Background: Disorders of bone metabolism caused by hyperlipidemia is not conducive to osseointegration of implants. Autophagy, an evolutionarily conserved, lysosomal-mediated degradation process, is indispensable for bone homeostasis, its effects on hyperlipidemia-induced osteoporosis remain to be elucidated. The objective of this study was to determine whether autophagy affects bone metabolism and implant osseointegration through regulating the function of bone marrow mesenchymal stem cells (BMMSCs) in rats with hyperlipidemia and to confirm signaling pathway involved in the regulation of autophagy. Methods: Hyperlipidemia models were established through a long-term high-carbohydrate, high-fat diet in 6-week-old male Sprague-Dawley rats. The impact of hyperlipidemia on bone metabolism and early osseointegration of implants was explored by the methods including serum biochemical detection, micro-computed tomography and bone morphology detection. Biological properties and autophagy levels of BMMSCs were also determined. Further, we determined if autophagy was involved in bone metabolism changes resulting from high-fat diet by focusing on the lineage differentiation of BMMSCs. The signaling pathway involved in the regulation of autophagy was also explored.Results: The high-carbohydrate, high-fat diet (HCHF) was given to the rats for seven months aggravated bone loss in the cancellous bone and reduced osseointegration of implants. BMMSCs from hyperlipidemia rats exhibited decreased osteogenesis, increased adipogenesis and decreased autophagic activity compared with regular diet (RD) BMMSCs. Rapamycin treatment restored the impaired osteogenic differentiation and inhibited the adipogenic differentiation of HCHF-BMMSCs through the activation of autophagy.
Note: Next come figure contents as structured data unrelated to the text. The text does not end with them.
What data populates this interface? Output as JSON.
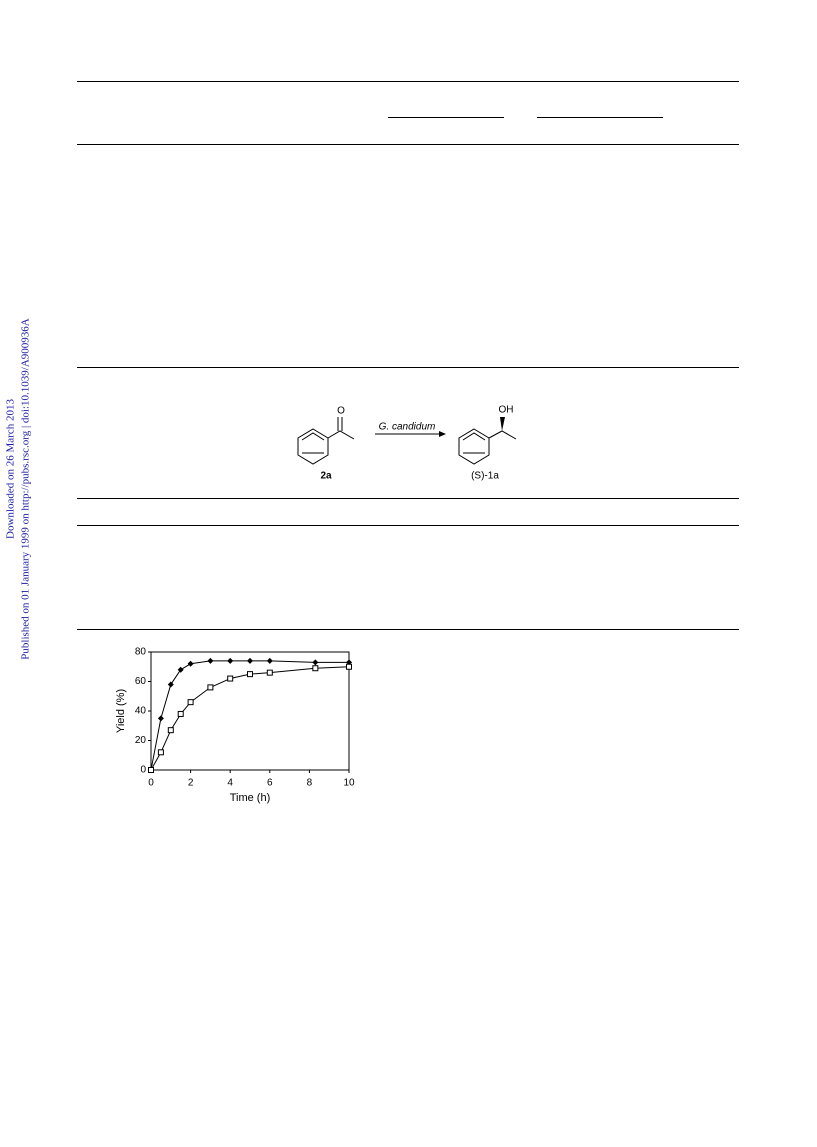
{
  "watermark": [
    "Downloaded on 26 March 2013",
    "Published on 01 January 1999 on http://pubs.rsc.org | doi:10.1039/A900936A"
  ],
  "scheme": {
    "carbonyl": "O",
    "hydroxyl": "OH",
    "reagent": "G. candidum",
    "substrate": "2a",
    "product": "(S)-1a"
  },
  "chart_data": {
    "type": "line",
    "xlabel": "Time (h)",
    "ylabel": "Yield (%)",
    "xlim": [
      0,
      10
    ],
    "ylim": [
      0,
      80
    ],
    "xticks": [
      0,
      2,
      4,
      6,
      8,
      10
    ],
    "yticks": [
      0,
      20,
      40,
      60,
      80
    ],
    "series": [
      {
        "color": "#000000",
        "marker": "diamond",
        "x": [
          0,
          0.5,
          1,
          1.5,
          2,
          3,
          4,
          5,
          6,
          8.3,
          10
        ],
        "values": [
          0,
          35,
          58,
          68,
          72,
          74,
          74,
          74,
          74,
          73,
          73
        ]
      },
      {
        "color": "#000000",
        "marker": "square",
        "x": [
          0,
          0.5,
          1,
          1.5,
          2,
          3,
          4,
          5,
          6,
          8.3,
          10
        ],
        "values": [
          0,
          12,
          27,
          38,
          46,
          56,
          62,
          65,
          66,
          69,
          70
        ]
      }
    ]
  }
}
Further, AMPK/mTOR signaling pathways was related to the impairment of autophagy of HCHF-BMMSCs. Conclusions: Our data indicate that long-term high-carbohydrate, high-fat diet-induced hyperlipidemia hampers the differentiation balance of bone marrow mesenchymal stem cells by suppressing autophagy via the AMPK/ mTOR pathway, which ultimately led to aggravated bone loss in the cancellous bone and reduced osseointegration of implants in rat models.